Adding salt to your horse’s meals. The best way to meet your horse’s salt needs is to offer granulated salt free-choice. If your horse virtually ignores it, it may be necessary to add salt to your horse’s meals. Before doing this, calculate the amount of sodium from any commercial feeds or supplements. You may need to contact the manufacturer for this amount since it is often is not included on the label. Your goal is to provide approximately 12 grams of sodium per day to a full-sized horse. Each teaspoon (5 ml) contains 2 grams of sodium, so calculate accordingly. However, for palatability, limit the amount to no more than 1 tablespoon (3 teaspoons) per meal.
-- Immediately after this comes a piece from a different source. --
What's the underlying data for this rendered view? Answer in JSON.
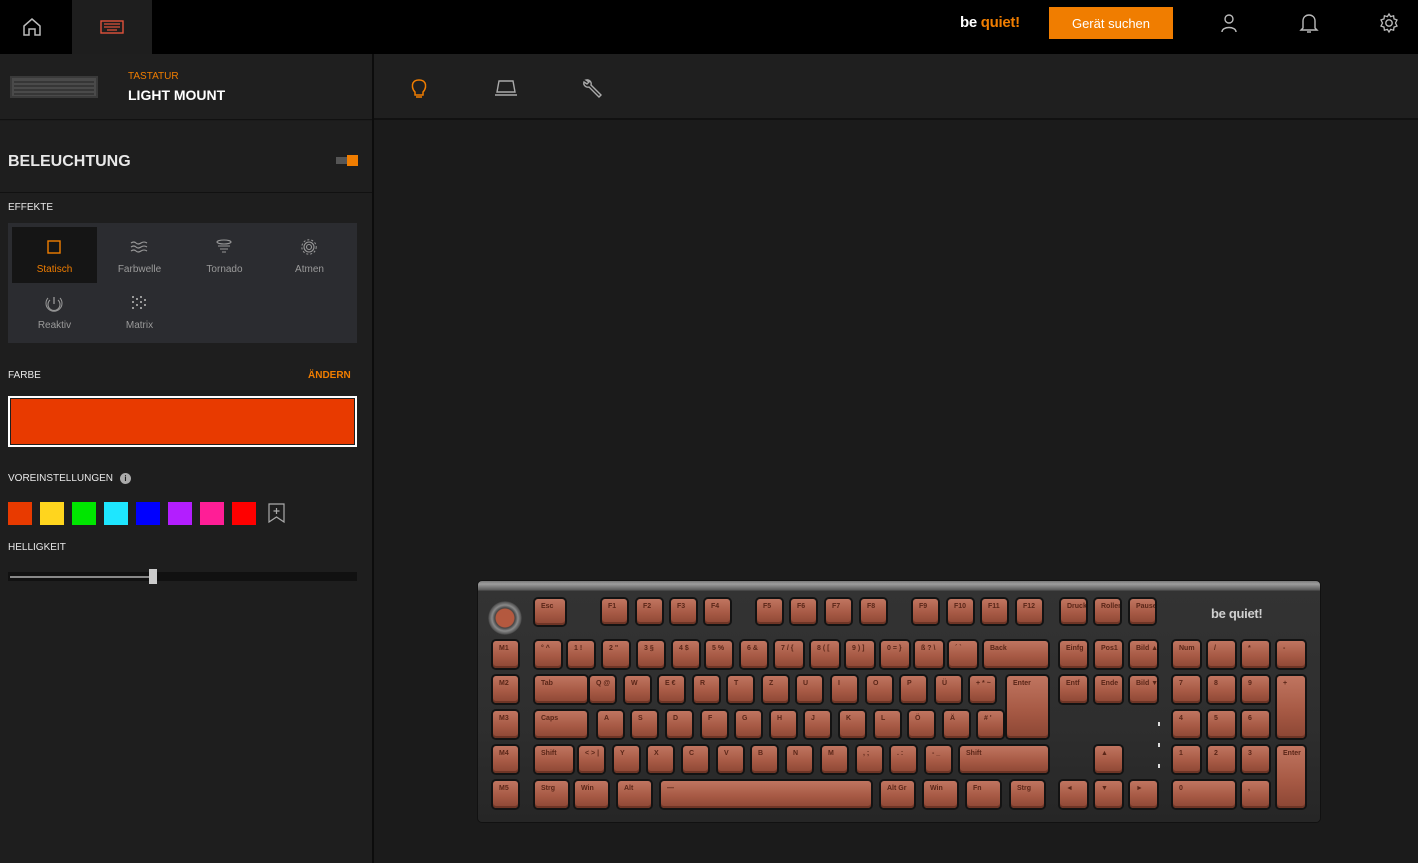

Salt blocks or unrefined rocks should also be available for additional needs. Keep in mind that these were originally intended for cattle because of their scratchy tongues. Horses, with smooth tongues, cannot possibly lick long enough without irritating their tongues. Consequently, your horse may walk away without getting enough salt.
Types of salt
- White table salt is heavily processed to remove minerals. It is simply NaCl and is the most economical way to supplement salt. Iodized table salt is also available. Which one to choose depends on how much iodine is added to your horse’s feed or supplements. Two tablespoons of iodized table salt typically contain 2 mg of iodine. Do not exceed 6 mg of iodine per day; too much can damage the thyroid gland especially if there is not enough selenium in the diet.
Salt offered in bulk at many feed stores may contain “prussic acid,” so check the label before purchasing. Prussic acid is often added as an anti-caking agent and is the common name for “hydrogen cyanide.” While cyanide can naturally occur in miniscule concentrations in feedstuffs, I do not recommend deliberately adding cyanide to your horse’s diet.
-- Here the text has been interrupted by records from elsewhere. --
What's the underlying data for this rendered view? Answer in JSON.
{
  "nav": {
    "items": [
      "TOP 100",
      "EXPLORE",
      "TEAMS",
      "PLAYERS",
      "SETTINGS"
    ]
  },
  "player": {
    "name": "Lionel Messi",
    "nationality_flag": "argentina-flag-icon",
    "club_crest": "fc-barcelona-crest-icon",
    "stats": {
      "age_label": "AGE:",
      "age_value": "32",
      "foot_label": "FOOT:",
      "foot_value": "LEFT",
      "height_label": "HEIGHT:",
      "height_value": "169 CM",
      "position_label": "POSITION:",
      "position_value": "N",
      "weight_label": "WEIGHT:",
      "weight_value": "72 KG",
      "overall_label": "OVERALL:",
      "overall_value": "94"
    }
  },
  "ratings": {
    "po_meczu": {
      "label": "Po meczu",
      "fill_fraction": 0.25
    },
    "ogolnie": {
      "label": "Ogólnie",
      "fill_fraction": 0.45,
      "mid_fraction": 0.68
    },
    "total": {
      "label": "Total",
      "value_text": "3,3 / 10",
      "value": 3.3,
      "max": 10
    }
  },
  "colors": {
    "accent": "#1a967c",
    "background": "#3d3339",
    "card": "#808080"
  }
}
- White salt blocks. These are compressed white salt.
- Mineralized salt blocks. These only offer a few minerals and are bitter-tasting. Since your horse many not lick them adequately, you cannot rely on them to meet your horse’s mineral needs. Many of them have molasses added to overcome the harsh taste and I have seen horses bite off chunks of them like candy. Not what you had intended!
- Rocks mined from underground salt deposits. A naturally mined salt rock (which is also available coarsely ground) provides a vast variety of trace minerals which plain NaCl cannot offer. Essentially every micro-mineral currently known can be found in these sources. They are naturally chelated (attached) to organic nutrients once found in the oceans such as plants, algae, diatoms, and shells but long since decayed, making them more bioavailable than inorganic mineral sources.
- Sea salt found on your grocery store shelf. This is produced by evaporating the water from salty oceans or lakes. This is not as good a good choice because the evaporation process leaves behind many trace minerals.
- This can vary dramatically in its sodium content and may not provide enough to meet sodium needs. Furthermore, the iodine content may be high. When purchasing kelp, make certain it offers the guaranteed analysis on the label. If not, do not risk it.
How to use electrolyte supplements
Electrolytes, if needed, should be given in addition to salt. They are not meant to replace salt. Instead, they are designed to replace perspiration losses and are to be used on an “as-needed basis” following exercise or periods of excessive perspiration.
Salt helps promote that all-important water consumption
However, never add salt or electrolytes to your horse’s only water supply. Plain water must always be available.